The stall from where we buy our supply of nuts had used cardboard boxes to create partitions for people to stand in - usually we’d be all huddled together vying for an attendant’s attention while dipping into free samples placed on the counter. Now the attendants stood behind a thick screen of transparent plastic that had slits for you to pay and collect your purchases through. It’s a popular stall and people lined on either side of it. With the mandated 1.5m distance, it didn’t take many people for the queues to stretch far. While the arrangement was vastly space-inefficient, it wasn’t any less time-efficient than normal days. And alas, no free samples.

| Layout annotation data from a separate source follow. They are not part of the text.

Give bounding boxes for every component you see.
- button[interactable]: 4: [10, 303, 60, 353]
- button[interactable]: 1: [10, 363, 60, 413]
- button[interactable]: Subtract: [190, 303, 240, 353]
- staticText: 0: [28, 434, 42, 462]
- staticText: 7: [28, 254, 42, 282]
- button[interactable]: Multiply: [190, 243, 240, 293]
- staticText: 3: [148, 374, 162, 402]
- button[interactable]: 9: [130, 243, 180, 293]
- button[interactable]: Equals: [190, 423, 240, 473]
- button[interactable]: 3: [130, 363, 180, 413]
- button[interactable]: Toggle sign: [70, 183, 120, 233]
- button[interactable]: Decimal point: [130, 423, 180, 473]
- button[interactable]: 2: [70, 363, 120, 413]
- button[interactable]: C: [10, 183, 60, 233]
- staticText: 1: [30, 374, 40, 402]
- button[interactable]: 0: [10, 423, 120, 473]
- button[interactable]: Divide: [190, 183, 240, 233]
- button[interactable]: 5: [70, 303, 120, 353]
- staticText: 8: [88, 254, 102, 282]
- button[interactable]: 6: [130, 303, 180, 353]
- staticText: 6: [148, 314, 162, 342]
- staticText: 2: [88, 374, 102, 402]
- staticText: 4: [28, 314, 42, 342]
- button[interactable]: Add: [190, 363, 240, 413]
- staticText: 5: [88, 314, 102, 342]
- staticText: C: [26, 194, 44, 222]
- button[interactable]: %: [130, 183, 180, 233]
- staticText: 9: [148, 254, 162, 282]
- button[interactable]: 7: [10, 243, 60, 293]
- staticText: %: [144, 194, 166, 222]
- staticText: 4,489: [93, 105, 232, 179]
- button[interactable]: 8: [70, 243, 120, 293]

10:00 We seem to have a love-hate relationship with flights these days. This repatriation flight from Malaysia to the Netherlands is getting flak for running too full. Others are using rather creative means to recreate the feel of being on a plane.

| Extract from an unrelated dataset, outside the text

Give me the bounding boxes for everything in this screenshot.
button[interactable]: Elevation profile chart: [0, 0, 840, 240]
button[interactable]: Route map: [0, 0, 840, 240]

09:00 Since all deaths in the Netherlands have to be registered with the local municipalities, over time it’s becoming possible to get a sense of the real toll of Coronavirus. The current estimate is that it might be as high as two times the count officially attributed to Coronavirus. Comparisons to hongerwinter are being made already.

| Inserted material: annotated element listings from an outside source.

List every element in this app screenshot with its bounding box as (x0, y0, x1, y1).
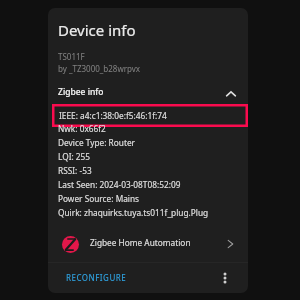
staticText: Device info (58, 20, 136, 40)
staticText: IEEE: a4:c1:38:0e:f5:46:1f:74 (59, 110, 167, 121)
staticText: Last Seen: 2024-03-08T08:52:09 (58, 179, 181, 193)
staticText: RECONFIGURE (66, 272, 127, 283)
staticText: Power Source: Mains (58, 193, 140, 207)
staticText: RSSI: -53 (58, 165, 92, 179)
staticText: Device Type: Router (58, 137, 135, 151)
button[interactable]: RECONFIGURE (60, 268, 133, 287)
staticText: TS011F (58, 51, 85, 62)
staticText: Nwk: 0x66f2 (58, 123, 106, 137)
staticText: Zigbee Home Automation (90, 237, 191, 248)
staticText: Quirk: zhaquirks.tuya.ts011f_plug.Plug (58, 207, 209, 221)
staticText: LQI: 255 (58, 151, 91, 165)
staticText: by _TZ3000_b28wrpvx (58, 63, 141, 74)
staticText: Zigbee info (58, 86, 104, 98)
button[interactable]: Zigbee Home Automation (48, 228, 248, 260)
button[interactable]: Zigbee info (48, 83, 248, 101)
button[interactable]: More options (214, 267, 236, 289)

Quarantine Diaries, Day 26
(Posted 12 Apr 2020, 23:02)
21:00 We finished watching the 4 episode mini-series Unorthodox on Netflix. It offered us an intimate look into the life of the Satmar Hassidic community in New York City. It’s brilliantly made and features several excellent performances. Though watching this in the time of a pandemic was a little anxiety inducing.
My anxiety levels ranged from low during:
- scenes of busy cafés
- the scene featuring a small classroom at a conservatorium where the students crowded together practiced 2nd movement of Dvořák’s E-major Serenade
to medium during:
- scenes of the wedding and festivals when multiple relatives come together in confined spaces
to high:
- when people kissed their fingers and touched the mezuzah before entering the house
18:00 Stepped out for a walk with the wife. I am realising that you can’t step out these days without overhearing the word ‘Corona’ at least once. A few days ago I had seen these posters from the municipality of Amsterdam imploring people to maintain 1.5m distance for the sake of their mother, father, aunt etc.
Posters on the left
- Do it for your aunt
- Keep your mother out of Intensive Care
Posters on the right
- 1.5 meter to save your father’s life
- Do it for yourself and your mother
Today these had been plastered over by posters advertising music festivals1 beginning in July. Given the current stage of the pandemic in the Netherlands and the crowding and relatively loose hygiene at these festivals, the prospects of them going ahead seem overly optimistic. Premature? Immature?
13:30 With schools now closed for close to 3 weeks, these days of homeschooling and a vacation but not quite a vacation must be stressful for children. The children on our floor got together yesterday to color and draw and left their handiwork stuck to the glass partition next to the elevator:
The lone, blue page on the right is a printout of instructions for using the elevator during a pandemic. It was stuck there by someone a week or so ago.
12:50 Seen at grocery stores: A roll of toilet/kitchen paper with a cleaning spray (labeled “this is not a hand sanitizer!”) for people who want to give their shopping basket handles a wipedown before picking them up. Landed a couple of bottles of a locally brewed beer that appears on the shelves around Easter.